Kelly Toepke, News Editor
July 23, 2012
Of course, the answer is, no, you haven't seen our long-term 2012 Honda CR-V for the last week, because I've been on vacation with it. It wasn't anything like a heroic road trip, rather the week of insanity leading up to my wedding. Honestly, I've lost count of how many times we went to Target.
By the end of it, though, I'd racked up 600 miles of driving, all in Southern California. I hauled everything from family members to cases of wine to my own wedding dress, so yeah, mundane stuff. But I can't think many other vehicles I'd rather use for constant errand-running.
I've had trouble warming up to small crossover SUVs in the past, so either I'm getting old and soft, or this is a really good one. The ride quality is comfortable -- significantly more so than the previous two CR-Vs -- and the driver seat is well shaped, supportive and suitable for extended waits in unexpected traffic. The steering is darn good, too, especially for an electric setup. It's stable and unobtrusive on the highway and nice and precise around town.
The only thing I don't like about it is the same thing I didn't love about the previous CR-V...

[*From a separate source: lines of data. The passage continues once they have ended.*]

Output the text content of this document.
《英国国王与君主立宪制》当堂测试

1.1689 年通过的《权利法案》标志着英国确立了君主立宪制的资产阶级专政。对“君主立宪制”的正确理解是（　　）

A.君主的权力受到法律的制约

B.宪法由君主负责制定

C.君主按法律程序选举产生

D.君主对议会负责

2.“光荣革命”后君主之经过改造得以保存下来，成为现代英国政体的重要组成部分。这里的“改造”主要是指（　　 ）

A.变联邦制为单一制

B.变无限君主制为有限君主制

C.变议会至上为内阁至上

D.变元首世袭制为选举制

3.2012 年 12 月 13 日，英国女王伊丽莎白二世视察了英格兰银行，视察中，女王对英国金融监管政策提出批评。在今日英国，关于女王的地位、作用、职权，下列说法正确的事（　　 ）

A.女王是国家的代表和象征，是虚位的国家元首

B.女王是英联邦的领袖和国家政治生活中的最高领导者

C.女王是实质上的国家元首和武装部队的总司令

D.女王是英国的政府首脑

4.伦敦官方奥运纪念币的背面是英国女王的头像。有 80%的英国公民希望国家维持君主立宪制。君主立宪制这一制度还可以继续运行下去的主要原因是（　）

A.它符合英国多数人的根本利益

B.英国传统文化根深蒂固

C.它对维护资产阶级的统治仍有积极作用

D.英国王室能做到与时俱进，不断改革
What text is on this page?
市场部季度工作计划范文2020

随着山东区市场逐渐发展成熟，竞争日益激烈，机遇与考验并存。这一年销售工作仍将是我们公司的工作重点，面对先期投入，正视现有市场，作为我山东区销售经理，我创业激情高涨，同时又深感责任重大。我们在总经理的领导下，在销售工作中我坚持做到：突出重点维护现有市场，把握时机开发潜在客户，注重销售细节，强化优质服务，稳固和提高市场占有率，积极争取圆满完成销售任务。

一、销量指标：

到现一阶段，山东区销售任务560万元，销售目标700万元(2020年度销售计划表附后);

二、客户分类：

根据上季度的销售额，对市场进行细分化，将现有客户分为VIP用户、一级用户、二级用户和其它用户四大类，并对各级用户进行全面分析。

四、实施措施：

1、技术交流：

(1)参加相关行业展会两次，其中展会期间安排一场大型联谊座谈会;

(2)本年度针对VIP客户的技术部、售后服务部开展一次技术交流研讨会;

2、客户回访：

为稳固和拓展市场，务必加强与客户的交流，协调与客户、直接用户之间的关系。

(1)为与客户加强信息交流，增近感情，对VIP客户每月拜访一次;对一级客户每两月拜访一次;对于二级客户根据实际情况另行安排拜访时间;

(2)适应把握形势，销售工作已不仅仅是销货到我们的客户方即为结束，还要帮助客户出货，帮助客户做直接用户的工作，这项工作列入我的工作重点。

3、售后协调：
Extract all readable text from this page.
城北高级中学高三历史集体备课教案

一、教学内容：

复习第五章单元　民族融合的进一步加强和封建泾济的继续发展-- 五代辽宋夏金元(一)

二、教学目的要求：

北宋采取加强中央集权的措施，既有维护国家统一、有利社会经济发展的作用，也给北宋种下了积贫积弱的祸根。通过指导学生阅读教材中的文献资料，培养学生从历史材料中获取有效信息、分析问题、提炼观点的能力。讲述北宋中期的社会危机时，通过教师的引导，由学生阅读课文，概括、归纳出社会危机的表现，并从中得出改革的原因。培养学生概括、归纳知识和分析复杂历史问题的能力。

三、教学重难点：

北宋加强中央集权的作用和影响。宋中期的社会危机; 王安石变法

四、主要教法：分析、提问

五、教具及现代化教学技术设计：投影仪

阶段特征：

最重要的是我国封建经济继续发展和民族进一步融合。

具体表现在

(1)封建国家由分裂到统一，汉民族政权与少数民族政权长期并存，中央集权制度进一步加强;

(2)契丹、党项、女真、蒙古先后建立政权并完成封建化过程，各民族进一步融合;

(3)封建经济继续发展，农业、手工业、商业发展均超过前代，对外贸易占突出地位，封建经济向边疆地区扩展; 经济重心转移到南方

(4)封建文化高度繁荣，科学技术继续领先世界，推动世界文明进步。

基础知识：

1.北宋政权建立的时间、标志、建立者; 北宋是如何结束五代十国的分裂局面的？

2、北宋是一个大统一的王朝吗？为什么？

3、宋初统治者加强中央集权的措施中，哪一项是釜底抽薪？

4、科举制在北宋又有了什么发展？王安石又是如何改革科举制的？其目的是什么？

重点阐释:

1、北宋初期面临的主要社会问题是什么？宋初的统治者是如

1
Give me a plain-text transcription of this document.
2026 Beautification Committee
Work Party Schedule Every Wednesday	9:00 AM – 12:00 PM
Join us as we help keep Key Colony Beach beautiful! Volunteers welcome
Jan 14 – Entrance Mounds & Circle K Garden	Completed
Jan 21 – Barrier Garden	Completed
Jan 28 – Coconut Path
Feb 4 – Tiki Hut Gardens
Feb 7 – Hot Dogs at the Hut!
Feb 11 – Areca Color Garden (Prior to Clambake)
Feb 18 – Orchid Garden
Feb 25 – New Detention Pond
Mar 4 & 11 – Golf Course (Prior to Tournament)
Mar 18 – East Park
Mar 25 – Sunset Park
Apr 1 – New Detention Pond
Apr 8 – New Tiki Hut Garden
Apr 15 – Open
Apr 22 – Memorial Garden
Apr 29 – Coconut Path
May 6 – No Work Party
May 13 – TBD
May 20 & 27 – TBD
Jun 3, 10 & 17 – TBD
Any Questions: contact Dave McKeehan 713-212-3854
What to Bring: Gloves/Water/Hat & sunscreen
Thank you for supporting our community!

...the drivetrain. The engine is weak in the grunt department (though at least it's smooth), and the transmission is slow to come up with downshifts (but again, smooth when it does shift). The thing is, the rest of the package is so strong, it's hard to give it much grief for this. More stories of the mundane coming soon!
Erin Riches, Senior Editor @ 2,961 miles
July 12, 2012
I'm not opposed to foot-operated parking brakes. But I don't like having them in compact vehicles like our long-term 2012 Honda CR-V.
The reason is that the footwell is small to begin with -- it's not very wide nor very deep. Adding a foot-operated parking brake doesn't help this situation. And with my long legs and relatively large feet, it's easy to trip on it getting into the CR-V if the parking brakes happens to be off (and therefore in the "up" position).
After I'm seated in the vehicle, the parking brake is still kind of a hazard. When the brake is still on, it's pretty much on exactly the same plane as the brake pedal (and in the way of the dead pedal), so the first thing I do when I get seated is to take the parking brake off... I'd rather just keep my foot on the main brake pedal (if necessary) while doing stuff like entering an address in the nav system. Yet, even in the brake's off position, I'll still sometimes catch my foot on it while getting settled to drive.
Parking brake off:
July 11, 2012
The only way to tell the 2012 Honda CR-V is different is to close your eyes.
It's quieter, calmer and more refined. The CR-V used to hate big tires, but now it rides across broken pavement with impressive composure on these 225/65R17 Bridgestone Dueler HP Sport AS tires. There's still tire harshness in the Honda way, but the suspension no longer seems to crash across seams and holes.
The CR-V has come a long way in price (sadly), but it also seems to have come a long way in refinement.